Sie alle wurden mit militärischen Ehren auf dem Nationalfriedhof von Arlington bei Washington beigesetzt. Und auch Captain Eugene Cernans leibliche Überreste würden heute dort ruhen, in der Nachbarschaft John F. Kennedys, wenn nicht...

Wenn nicht ein Schutzengel über ihn seine Hand gehalten hätte bei seinem Crash im Hubschrauber, im Januar 1971? Man kann es so sehen.

Richtig ist aber auch, dass Cernan den Unfall kaum ohne sein Astronautentraining überlebt hätte.

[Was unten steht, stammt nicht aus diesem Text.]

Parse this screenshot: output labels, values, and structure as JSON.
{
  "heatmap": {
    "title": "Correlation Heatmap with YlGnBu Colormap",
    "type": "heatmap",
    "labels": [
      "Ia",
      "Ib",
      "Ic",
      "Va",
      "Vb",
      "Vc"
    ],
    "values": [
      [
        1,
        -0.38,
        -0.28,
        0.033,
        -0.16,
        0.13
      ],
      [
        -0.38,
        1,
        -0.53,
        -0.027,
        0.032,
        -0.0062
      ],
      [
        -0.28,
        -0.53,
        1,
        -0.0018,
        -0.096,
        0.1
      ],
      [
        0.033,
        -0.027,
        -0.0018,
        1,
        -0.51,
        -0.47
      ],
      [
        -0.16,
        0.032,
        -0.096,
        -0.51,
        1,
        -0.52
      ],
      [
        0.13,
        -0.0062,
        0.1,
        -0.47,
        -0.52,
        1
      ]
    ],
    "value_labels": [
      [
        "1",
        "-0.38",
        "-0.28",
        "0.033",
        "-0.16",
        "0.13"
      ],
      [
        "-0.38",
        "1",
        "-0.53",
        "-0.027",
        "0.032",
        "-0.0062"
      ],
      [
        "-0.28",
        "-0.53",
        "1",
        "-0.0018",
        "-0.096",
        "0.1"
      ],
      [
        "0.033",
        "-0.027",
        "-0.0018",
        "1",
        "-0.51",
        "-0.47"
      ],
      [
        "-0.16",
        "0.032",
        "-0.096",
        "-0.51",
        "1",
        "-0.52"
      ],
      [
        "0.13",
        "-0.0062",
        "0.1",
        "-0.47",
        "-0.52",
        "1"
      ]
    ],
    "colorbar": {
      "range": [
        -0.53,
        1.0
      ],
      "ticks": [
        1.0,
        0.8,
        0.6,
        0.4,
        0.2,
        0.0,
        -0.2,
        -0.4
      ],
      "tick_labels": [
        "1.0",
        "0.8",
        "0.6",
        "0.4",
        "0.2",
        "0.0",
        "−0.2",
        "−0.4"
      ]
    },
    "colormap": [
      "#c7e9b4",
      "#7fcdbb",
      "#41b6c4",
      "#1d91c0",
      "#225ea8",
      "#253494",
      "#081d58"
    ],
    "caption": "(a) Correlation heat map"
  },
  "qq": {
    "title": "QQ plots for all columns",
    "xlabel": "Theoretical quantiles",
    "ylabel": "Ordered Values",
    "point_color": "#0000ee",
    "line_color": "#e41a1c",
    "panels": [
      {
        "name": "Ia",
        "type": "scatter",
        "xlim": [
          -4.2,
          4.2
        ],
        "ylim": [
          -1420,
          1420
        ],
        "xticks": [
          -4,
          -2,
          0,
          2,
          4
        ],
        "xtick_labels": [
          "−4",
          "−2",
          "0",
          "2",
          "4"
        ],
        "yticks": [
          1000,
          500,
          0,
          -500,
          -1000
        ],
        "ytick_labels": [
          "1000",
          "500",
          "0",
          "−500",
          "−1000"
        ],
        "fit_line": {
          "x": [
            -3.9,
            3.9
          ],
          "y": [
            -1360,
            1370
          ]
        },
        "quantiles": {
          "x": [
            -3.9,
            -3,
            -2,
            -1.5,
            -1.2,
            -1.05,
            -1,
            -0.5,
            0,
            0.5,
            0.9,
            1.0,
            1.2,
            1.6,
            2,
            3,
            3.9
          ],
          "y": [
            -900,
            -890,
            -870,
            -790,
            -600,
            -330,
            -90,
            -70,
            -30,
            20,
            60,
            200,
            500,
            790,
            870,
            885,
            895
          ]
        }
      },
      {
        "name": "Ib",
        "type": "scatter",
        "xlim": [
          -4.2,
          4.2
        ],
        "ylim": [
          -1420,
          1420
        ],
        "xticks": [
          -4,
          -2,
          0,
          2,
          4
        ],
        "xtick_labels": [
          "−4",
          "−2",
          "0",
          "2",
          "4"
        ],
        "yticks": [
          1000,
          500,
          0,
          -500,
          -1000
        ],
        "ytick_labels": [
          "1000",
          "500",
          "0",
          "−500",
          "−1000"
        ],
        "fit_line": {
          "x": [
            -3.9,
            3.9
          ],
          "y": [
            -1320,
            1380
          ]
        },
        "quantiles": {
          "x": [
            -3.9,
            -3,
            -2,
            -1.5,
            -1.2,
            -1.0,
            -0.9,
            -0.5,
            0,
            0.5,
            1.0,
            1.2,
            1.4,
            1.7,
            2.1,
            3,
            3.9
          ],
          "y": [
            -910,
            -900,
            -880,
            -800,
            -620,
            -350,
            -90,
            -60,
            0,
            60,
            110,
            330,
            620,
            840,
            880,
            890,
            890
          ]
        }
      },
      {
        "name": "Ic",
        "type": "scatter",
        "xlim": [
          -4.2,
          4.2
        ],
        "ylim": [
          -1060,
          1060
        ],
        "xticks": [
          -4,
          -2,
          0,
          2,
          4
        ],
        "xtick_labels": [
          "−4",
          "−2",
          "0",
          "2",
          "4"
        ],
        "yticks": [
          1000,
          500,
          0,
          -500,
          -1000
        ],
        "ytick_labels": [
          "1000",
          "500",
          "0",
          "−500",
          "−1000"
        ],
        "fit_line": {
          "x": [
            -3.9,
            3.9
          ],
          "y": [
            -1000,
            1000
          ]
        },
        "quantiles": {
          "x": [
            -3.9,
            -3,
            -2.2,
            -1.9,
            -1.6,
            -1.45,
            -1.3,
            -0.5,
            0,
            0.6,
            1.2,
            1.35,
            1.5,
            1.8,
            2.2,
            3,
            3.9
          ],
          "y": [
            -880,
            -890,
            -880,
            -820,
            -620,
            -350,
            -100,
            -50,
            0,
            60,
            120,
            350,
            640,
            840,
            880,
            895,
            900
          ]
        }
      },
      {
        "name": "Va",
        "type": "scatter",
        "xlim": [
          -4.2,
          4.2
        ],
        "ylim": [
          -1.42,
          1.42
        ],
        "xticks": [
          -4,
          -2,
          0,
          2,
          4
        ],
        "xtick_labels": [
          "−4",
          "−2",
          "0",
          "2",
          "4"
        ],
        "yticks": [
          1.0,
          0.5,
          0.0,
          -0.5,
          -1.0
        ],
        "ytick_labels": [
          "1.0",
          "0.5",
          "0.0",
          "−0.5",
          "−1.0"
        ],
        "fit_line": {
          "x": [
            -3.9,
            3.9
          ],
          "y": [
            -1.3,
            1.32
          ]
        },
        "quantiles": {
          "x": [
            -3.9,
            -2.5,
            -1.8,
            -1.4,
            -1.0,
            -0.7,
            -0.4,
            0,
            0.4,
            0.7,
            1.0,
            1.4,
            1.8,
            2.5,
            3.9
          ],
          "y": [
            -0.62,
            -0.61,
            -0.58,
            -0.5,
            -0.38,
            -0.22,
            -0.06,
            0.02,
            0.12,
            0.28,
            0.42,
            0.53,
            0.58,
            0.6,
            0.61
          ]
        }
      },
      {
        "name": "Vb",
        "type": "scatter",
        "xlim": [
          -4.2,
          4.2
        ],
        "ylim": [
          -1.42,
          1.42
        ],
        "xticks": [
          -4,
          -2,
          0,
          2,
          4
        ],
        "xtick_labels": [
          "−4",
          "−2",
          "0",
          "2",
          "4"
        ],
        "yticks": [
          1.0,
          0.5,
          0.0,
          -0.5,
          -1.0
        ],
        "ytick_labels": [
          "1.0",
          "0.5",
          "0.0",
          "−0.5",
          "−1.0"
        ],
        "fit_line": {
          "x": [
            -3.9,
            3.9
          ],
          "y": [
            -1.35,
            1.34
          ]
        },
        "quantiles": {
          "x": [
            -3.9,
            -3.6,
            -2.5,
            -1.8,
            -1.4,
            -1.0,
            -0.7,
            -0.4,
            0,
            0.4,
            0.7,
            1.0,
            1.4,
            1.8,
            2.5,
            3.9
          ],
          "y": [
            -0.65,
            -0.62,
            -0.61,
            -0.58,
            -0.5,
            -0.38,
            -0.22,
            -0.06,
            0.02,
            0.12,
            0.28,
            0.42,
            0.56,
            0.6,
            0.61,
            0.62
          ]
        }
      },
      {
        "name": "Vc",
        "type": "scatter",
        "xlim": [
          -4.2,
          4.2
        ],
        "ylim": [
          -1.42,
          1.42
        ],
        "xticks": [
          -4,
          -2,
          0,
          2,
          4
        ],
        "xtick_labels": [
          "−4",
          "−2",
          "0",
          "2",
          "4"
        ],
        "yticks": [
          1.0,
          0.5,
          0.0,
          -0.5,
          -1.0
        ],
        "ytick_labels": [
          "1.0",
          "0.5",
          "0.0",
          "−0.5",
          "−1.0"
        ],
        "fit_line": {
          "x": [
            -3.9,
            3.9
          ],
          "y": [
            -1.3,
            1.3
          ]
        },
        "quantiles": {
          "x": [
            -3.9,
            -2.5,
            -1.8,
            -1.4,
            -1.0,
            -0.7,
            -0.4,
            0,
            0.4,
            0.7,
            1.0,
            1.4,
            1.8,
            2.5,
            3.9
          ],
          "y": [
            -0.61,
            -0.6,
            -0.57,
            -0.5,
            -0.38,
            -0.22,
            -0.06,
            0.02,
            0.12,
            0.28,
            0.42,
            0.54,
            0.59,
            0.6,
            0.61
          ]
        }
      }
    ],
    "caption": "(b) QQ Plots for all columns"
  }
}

Der Unfall hatte sich eine Woche vor dem Start von Apollo 14 zugetragen. Als Ersatzmann Al Shepards trainierte Cernan am Cape Canaveral in einem Helikopter für die Mondlandung. Er wollte noch überflüssigen Treibstoff verbrauchen und bei dieser Gelegenheit den Badegästen ein paar Kunststücke aus dem Repertoire tollkühner Flieger vorführen. Er flog Schleifen, Spiralen, ließ den Helikopter fallen. Über kristallklarem Wasser ist die Wasseroberfläche nur schwer zu bestimmen. Cernan verschätzte sich. Der Helikopter riss eine Furche ins Wasser und überschlug sich. Die offene Kabine mit Cernan versank. Ausfließender Treibstoff verwandelte das Wasser in ein Flammenmeer. Am Ufer werden es nur wenige gewesen sein, die dem Piloten eine Überlebenschance gaben. Aber der Schutzengel, antrainierte Reflexe und die Stunden in den Tanks zum Simulieren von Schwerelosigkeit retteten Cernan das Leben. Unter Wasser befreite er sich aus dem Cockpit, tauchte unter den Flammen hindurch und kam erst dort wieder nach oben, wo das Wasser nicht mehr kochte – weitgehend unversehrt, jedenfalls nach wie vor in der Lage, eine Woche später, wenn nötig, für Shepard einzuspringen oder drei Missionen danach selbst zum Mond aufzubrechen.

Leserkommentare
  1. ...über einen meiner persönlichen Helden.

    Danke dafür.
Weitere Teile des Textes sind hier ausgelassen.